Moreover, Hillman v. Greenwich, 217 Conn. 520, 528, 587 A.2d 99 (1991), indicates that an action for "private nuisance" lies against a municipality with respect to drainage of surface storm water. This is true even if a violation of General Statutes § 13a-138 has not been established.

In terms of the propriety of the plaintiffs mandamus application, the authority to issue a writ of mandamus is granted to the Superior Court pursuant to General Statutes § 52-485.5 The standard to be applied by the court in determining whether mandamus will issue is well settled.Town of Stratford v. State Board of Mediation Arbitration, 239 Conn. 32,44, 681A.2d 281 (1996). "Mandamus will issue only if the plaintiff can establish: (1) that the plaintiff has a clear legal right to the performance of a duty by the defendant; (2) that the defendant has no CT Page 4769 discretion with respect to the performance of that duty; and (3) that the plaintiff has no adequate remedy at law."

"Even satisfaction of this demanding test does not, however, automatically compel issuance of the requested writ of mandamus."Hennessey v. Bridgeport, 213 Conn. 656, 659, 569 A.2d 1122 (1990). "In deciding the propriety of a writ of mandamus, the trial court exercises discretion rooted in the principles of equity." Id. "The writ will issue only when the person against whom it is directed has a clear legal obligation to perform the act compelled and the party seeking the writ has a clear legal right to the performance." Gelinas v. West Hartford,225 Conn. 575, 586, 626 A.2d 259 (1993).

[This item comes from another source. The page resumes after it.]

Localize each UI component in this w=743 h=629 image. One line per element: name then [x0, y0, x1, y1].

The plaintiff has sustained the three pronged burden stated in Town ofStratford v. State Board of Mediation and Arbitration, supra, 239 Conn. 44. As to the first prong, the plaintiff has a clear legal right to the performance of a duty by the defendants, i.e., to not unreasonably interfere with the plaintiffs use and enjoyment of his property.

As to the second prong, it is not within the defendants' discretion to refuse to dredge the cove belonging to the plaintiff when the cause of the problem was road sand coming from town streets. As the attorney trial referee found, on two previous occasions the defendant town had taken out permits to dredge the cove, but never proceeded to carry out the work.

Finally, as to the third prong the plaintiff does not have an adequate remedy at law because it is the defendants' job, not that of the plaintiff, to clear this cove and they have refused the plaintiffs requests to do so. The plaintiff is not seeking money damages. He just wants the cove put back in the condition it was before the defendants' road sand began accumulating and preventing use of the cove for boating purposes for the last seven years.

For the foregoing reasons, the report of the attorney trial referee is accepted and the plaintiffs request for the issuance of a writ of mandamus is granted. The defendants therefore should move with reasonable dispatch to dredge the cove to a depth of four feet if reasonably possible. This court will maintain continuing jurisdiction in the event that a dispute arises with respect to whether the defendants are responding to this writ of mandamus with such reasonable dispatch.

No monetary damages or court costs are awarded.

So Ordered.

Dated at Stamford, Connecticut, this 12th day of April, 2002. CT Page 4770

William B. Lewis, Judge Trial Referee.